For Kentucky Derby week, the Innovation Trail is partnering with WEKU and Louisville Public Media to explore how technology is changing the horse racing industry. This is part four of a five-part series.
From the ceiling of a surgery suite, an 800-pound thoroughbred - slumbering under anesthesia - dangles upside down from a crane.
Techs and nurses at Rood & Riddle Equine Hospital in Lexington, Ky. carefully lower the colt onto a doublewide gurney. Then he’s hooked up to a ventilator delivering oxygen and anesthesia.
The doctor does an ultrasound, showing her intern where to inject an expensive stem cell treatment.
Thoroughbred racing is a multi-billion dollar industry. Equine veterinary care has become extremely sophisticated.
In the past few decades, the Jockey Club’s research foundation has spent $19 million funding equine medical research projects.
Two of the world’s top horse hospitals are in Lexington. Rood & Riddle’s Dr. Katie Garrett says medical advances are opening up new terrain for equine vets.
“It’s very rewarding to try something new and actually have it work,” Garrett says, “or saving an animal’s life that you’re pretty sure you couldn’t have saved 10 or 15 years ago. I mean, it’s very exciting.”
Veterinary care in thoroughbred racing today is highly competitive.
Thoroughbred owners expect a lot - and usually get it. Things like MRI results and blood work are often delivered within 24 hours - unlike the days and weeks that a human patient may wait.
Arms race
At Lane’s End Farm outside of Lexington, a chestnut mare is greeted by two stallions as she walks into the breeding shed. Last year alone, Lane’s End spent $2 million on vet care.

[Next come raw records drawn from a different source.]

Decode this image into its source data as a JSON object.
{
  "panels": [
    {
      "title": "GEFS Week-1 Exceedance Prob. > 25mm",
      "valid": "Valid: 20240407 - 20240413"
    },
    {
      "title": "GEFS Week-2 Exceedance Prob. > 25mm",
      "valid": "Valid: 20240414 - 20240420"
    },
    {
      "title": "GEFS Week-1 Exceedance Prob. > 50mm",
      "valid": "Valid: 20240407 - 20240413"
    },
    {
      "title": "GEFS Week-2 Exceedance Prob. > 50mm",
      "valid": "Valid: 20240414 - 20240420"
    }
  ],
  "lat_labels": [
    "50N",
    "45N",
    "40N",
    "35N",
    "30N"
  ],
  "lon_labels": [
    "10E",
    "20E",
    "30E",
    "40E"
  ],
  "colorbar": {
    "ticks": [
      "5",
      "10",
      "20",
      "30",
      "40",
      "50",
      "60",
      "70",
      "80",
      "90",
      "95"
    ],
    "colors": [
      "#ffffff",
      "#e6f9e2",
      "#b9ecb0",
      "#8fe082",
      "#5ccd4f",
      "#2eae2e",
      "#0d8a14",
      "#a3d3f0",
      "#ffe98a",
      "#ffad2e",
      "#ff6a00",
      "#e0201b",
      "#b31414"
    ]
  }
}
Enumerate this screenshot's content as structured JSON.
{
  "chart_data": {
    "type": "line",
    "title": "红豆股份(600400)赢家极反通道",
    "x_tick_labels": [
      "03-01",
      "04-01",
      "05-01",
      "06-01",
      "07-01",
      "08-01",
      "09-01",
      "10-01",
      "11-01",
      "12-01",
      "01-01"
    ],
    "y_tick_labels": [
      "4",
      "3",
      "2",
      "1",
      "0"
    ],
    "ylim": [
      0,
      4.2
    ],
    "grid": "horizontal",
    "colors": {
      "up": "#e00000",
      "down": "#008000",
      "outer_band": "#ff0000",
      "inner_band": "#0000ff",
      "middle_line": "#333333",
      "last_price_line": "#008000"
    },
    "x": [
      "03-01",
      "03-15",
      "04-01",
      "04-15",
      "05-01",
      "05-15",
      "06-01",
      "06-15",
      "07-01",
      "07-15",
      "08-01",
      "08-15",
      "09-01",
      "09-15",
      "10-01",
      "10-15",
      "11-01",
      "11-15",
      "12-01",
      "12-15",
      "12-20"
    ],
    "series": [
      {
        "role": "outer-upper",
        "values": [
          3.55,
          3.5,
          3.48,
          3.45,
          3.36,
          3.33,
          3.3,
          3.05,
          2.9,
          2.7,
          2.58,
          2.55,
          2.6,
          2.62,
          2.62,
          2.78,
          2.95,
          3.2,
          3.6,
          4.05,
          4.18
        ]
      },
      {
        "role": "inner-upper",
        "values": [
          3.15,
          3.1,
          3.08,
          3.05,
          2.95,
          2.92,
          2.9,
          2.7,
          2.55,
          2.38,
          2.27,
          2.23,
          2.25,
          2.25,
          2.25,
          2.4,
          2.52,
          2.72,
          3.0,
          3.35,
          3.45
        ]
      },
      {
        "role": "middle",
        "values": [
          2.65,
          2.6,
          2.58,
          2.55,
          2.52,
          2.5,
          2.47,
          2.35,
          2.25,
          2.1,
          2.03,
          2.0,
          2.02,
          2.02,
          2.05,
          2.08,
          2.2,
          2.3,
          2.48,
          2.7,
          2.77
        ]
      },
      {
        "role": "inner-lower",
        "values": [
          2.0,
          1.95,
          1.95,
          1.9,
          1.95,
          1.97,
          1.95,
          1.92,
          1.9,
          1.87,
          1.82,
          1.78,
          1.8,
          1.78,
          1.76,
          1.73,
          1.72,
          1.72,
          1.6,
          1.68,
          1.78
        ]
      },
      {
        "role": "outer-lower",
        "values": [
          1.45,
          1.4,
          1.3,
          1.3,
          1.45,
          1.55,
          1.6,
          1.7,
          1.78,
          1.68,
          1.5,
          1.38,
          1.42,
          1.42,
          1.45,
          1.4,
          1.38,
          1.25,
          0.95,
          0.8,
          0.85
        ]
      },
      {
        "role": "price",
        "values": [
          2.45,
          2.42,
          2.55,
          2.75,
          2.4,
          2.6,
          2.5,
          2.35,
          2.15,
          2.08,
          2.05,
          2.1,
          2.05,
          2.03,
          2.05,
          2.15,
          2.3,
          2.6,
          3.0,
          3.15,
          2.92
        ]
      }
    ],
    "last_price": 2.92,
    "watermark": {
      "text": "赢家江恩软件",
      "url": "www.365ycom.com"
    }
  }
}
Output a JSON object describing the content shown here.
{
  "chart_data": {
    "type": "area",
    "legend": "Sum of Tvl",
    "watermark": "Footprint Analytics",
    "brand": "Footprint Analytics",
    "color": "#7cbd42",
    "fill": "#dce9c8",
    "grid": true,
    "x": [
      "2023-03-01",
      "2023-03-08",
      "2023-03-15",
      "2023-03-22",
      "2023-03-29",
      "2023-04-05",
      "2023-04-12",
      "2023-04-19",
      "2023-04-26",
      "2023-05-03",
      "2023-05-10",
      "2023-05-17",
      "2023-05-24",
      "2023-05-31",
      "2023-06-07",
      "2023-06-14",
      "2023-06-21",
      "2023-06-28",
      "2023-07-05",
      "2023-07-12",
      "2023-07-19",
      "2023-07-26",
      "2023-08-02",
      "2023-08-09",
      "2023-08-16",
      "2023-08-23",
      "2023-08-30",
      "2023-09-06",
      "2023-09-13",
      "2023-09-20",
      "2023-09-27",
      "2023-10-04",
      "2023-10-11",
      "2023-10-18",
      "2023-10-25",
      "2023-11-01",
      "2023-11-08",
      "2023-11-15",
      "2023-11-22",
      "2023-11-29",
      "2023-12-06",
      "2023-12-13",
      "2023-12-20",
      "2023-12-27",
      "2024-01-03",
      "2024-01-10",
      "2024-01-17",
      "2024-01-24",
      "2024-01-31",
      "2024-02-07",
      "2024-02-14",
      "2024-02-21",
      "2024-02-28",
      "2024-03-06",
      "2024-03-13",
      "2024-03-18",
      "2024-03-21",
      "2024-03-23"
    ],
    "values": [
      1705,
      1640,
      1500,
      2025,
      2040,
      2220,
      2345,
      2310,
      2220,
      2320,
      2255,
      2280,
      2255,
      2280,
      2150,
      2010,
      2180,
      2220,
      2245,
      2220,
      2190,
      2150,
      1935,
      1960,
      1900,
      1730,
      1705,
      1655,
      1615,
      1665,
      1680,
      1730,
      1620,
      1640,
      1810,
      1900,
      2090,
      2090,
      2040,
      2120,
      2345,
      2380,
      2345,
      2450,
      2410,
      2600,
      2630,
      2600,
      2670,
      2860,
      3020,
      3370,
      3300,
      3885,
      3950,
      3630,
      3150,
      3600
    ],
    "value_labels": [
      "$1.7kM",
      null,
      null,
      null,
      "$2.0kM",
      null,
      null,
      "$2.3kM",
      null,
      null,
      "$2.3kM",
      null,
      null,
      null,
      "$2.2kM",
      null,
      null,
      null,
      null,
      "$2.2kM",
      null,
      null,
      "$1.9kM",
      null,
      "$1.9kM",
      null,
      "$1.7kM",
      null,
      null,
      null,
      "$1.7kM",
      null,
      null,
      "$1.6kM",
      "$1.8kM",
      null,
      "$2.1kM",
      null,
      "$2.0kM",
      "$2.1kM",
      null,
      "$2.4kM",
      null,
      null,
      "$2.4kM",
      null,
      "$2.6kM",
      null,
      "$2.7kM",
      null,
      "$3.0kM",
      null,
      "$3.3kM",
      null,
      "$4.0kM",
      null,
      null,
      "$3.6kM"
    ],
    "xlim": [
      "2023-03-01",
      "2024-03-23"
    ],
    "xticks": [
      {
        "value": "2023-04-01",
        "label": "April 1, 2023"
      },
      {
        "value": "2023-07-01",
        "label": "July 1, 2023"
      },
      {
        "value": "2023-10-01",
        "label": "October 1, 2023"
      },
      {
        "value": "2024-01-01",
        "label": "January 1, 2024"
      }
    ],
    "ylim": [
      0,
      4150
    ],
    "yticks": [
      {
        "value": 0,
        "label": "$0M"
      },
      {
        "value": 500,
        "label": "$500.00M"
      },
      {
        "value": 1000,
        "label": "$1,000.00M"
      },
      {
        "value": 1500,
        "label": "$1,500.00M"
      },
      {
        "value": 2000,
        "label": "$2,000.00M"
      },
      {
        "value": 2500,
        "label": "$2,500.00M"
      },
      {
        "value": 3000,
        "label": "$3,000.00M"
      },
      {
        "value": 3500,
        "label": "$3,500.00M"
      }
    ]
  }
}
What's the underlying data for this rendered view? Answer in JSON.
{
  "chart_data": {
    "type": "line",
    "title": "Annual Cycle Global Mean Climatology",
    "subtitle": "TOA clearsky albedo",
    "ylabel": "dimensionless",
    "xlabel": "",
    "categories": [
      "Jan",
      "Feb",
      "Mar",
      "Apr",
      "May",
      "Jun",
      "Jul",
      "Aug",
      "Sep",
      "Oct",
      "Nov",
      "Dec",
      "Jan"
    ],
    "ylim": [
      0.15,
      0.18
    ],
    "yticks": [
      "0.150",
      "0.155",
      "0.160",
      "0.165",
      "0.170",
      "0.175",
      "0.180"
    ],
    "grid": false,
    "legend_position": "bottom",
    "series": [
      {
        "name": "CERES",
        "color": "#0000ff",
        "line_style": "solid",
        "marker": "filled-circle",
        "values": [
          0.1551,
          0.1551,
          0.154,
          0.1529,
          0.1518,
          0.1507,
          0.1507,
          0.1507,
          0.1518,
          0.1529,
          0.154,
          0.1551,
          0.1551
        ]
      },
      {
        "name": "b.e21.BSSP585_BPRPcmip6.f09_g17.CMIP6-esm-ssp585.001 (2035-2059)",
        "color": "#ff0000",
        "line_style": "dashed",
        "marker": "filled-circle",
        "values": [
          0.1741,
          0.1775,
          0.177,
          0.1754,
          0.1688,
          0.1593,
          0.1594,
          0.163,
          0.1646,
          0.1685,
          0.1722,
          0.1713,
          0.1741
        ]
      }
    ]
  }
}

“We have a repro[duction] guy that comes every morning and helps us figure out when we’re gonna breed mares,” says Mike Cline, the farm manager at Lane’s End. “And then we have a medicine person that takes care of sick foals and sick yearlings. And then we have an orthopedic vet that takes care of orthopedic issues.”
Cline says the days are long gone when farms had a single vet who handled everything.
These days, racing’s small-timers can’t afford to buy the highest-quality horses. Instead they dream of winning a major race with a dark horse - and more than one has done it.
A key ingredient toward fulfilling that dream: top veterinary care.
Sarah Wells breeds a handful of mares and has one filly in training to race. Wells spends more than $10,000 of her roughly $60,000 yearly income on vet care - and that’s if all her horses stay relatively healthy.
“If you have a major surgery - like, I had a [horse undergo] colic surgery three years ago - that’s another $5,000,” Wells says. “You sacrifice a lot. You don’t do a lot of steak dinners and you don’t drive fancy cars.”
Wells says there are a lot of new treatments available for racehorses - everything from stem cell therapies to hyperbaric chambers.
“These are very effective,” says Wells. “They’re also very expensive.”
New life
Back at Rood & Riddle Equine Hospital, vet Sheri Miller leads a coffee-colored gelding toward a waiting van. His name is Arson Squad.
He’s leaving the hospital after a six-week stay. The bottom third of his right front leg is wrapped with a green bandage. Arson Squad walks well, if a bit stiffly.
“Forty years ago he wouldn’t have had a shot,” Miller says. “He would have been euthanized at the site.”
On U.S. tracks each year, hundreds of horses die from race-related injuries. For owners with the money and the will, options exist for saving some of them.
Nine-year-old Arson Squad broke down while training in Florida. His owners immediately shipped him to Rood & Riddle for a procedure that fused his fetlock.
Arson Squad’s surgery, called fetlock arthrodesis, was invented by Rood & Riddle’s Dr. Larry Bramlage around 1978.
Dr. Bramlage is the Bono of equine medicine.
He’s so well-known for inventing this life-saving surgery that horse people travel to the clinic just to get his autograph.
“The fortunate thing about the arthrodesis technique is it allows the horse to be so stable,” Bramlage says. “It absolutely allows them to be pain-free in a matter of days.”
Unlike humans, injured horses can’t lie in bed to recover, or use crutches and wheelchairs. They have to stand to keep their vital systems working.
Back in the parking lot, Sheri Miller loads Arson Squad into the van.
He won’t race again. Arson Squad will live out the rest of his life at a nearby equine retirement home called Old Friends.
Miller gives Arson Squad a rub as he enters the trailer. “Be a good boy,” she tells him. “I’ll come see you.”